Being that research methodologies are in my blood, I cannot help wanting more precision in order to define the condition. When precision is lacking, as in this "diagnosis", misclassification becomes a big problem. This, of course, can go either way (that is in favor of diagnosing or away from diagnosing) when the clinician has no preconceived notions about the population, the specific patient, the condition or its treatment. But how often does that happen? All of us walk around with many a preconceived notion, most concealed at the subconscious level, and we make our decisions based on those. And the insidious part is that these preconceptions in medicine can be hijacked by unethical marketing practices. Remember this story in the New York Times last week, which brilliantly described the arc of manufacturing the market for antipsychotics? Do you think that it is possible for a sales rep to increase the misclassification of HSDD in favor of more non-cases being called cases, so that they can "benefit" from treatment? You bet. My point is that, even if the syndrome is real in a small fraction of the population, the less precisely defined it is, the easier it is to grow the market by classifying even marginal or non-existent cases as disease.

But of course we should not single out psychiatry here. Even in areas with "hard" data, like cardiovascular disease, the thresholds for such quantifiable risk factors as cholesterol and blood pressure keep drifting downward with every new iteration of "evidence-based" guidelines, to the point where we now are coming up with pre-disease nosologies, such as pre-hypertension, pre-diabetes, etc. Whether these pre-diseases result in actual clinical syndromes is quite open to debate, as we are seeing even in the mammography and osteopenia debates. So, even when we complacently refer to precise and objective measures of disease definition vigilance and skepticism are required. However, from the perspective of generating markets, the earlier the disease is defined, the larger the market potential. Thus, misclassification becomes a market strategy. And harms to public's health increase.
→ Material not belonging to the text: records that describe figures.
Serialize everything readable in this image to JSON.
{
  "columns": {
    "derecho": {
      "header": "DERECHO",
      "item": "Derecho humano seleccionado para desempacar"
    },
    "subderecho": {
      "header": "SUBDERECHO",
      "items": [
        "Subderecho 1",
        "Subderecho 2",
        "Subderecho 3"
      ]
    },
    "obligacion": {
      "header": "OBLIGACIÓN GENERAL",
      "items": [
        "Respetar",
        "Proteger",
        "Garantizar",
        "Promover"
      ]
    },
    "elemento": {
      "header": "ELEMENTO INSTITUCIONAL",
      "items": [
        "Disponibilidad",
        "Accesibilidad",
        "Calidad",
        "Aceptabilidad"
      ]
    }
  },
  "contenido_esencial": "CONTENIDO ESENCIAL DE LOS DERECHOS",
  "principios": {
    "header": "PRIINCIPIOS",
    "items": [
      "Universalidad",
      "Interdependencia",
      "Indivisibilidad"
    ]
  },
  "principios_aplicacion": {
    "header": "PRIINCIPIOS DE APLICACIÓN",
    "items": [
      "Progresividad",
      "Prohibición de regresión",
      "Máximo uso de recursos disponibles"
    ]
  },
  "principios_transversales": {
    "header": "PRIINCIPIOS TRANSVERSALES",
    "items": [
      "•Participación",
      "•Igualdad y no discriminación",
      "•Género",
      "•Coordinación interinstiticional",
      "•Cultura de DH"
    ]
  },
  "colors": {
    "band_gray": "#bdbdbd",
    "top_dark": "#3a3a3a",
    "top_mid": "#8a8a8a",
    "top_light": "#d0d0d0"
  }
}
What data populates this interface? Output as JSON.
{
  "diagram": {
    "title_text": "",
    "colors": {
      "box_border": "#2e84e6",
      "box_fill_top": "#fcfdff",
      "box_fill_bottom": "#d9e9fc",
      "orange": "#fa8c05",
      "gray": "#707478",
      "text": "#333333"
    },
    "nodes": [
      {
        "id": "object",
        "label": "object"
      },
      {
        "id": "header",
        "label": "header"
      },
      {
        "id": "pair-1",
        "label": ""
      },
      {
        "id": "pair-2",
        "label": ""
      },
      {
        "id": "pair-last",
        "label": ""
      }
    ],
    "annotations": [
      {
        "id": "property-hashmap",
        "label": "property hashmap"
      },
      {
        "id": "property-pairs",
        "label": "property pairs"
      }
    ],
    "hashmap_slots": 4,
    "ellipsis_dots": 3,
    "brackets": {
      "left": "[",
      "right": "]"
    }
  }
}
So, is the phenomenon of astroturfing diseases real? You decide. For someone who spends her life worrying about critical illness, it is an absurd, albeit too real, idea. For someone walking in the street who yesterday was healthy but today carries a pseudodiagnosis, astroturfing is all too real. For some unethical manufacturers and clinicians, the proof is in their all too real income. For the rest of the society, we reap what they sow by paying an enormous, and very real, price in human lives, happiness and dollars.

Just as in politics, in healthcare astroturfing represents Orwellian dystopia. We as clinicians, researchers, manufacturers and citizens need to guard against it at all costs, even at the detriment to some of the economic dogmas that make up the fabric of our consumerist society. We can do this through greater emphasis on personal responsibility and communication, as well as better understanding of the nature of scientific evidence. I guarantee that we will not only seem healthier, but we will also be healthier. And perhaps happier too.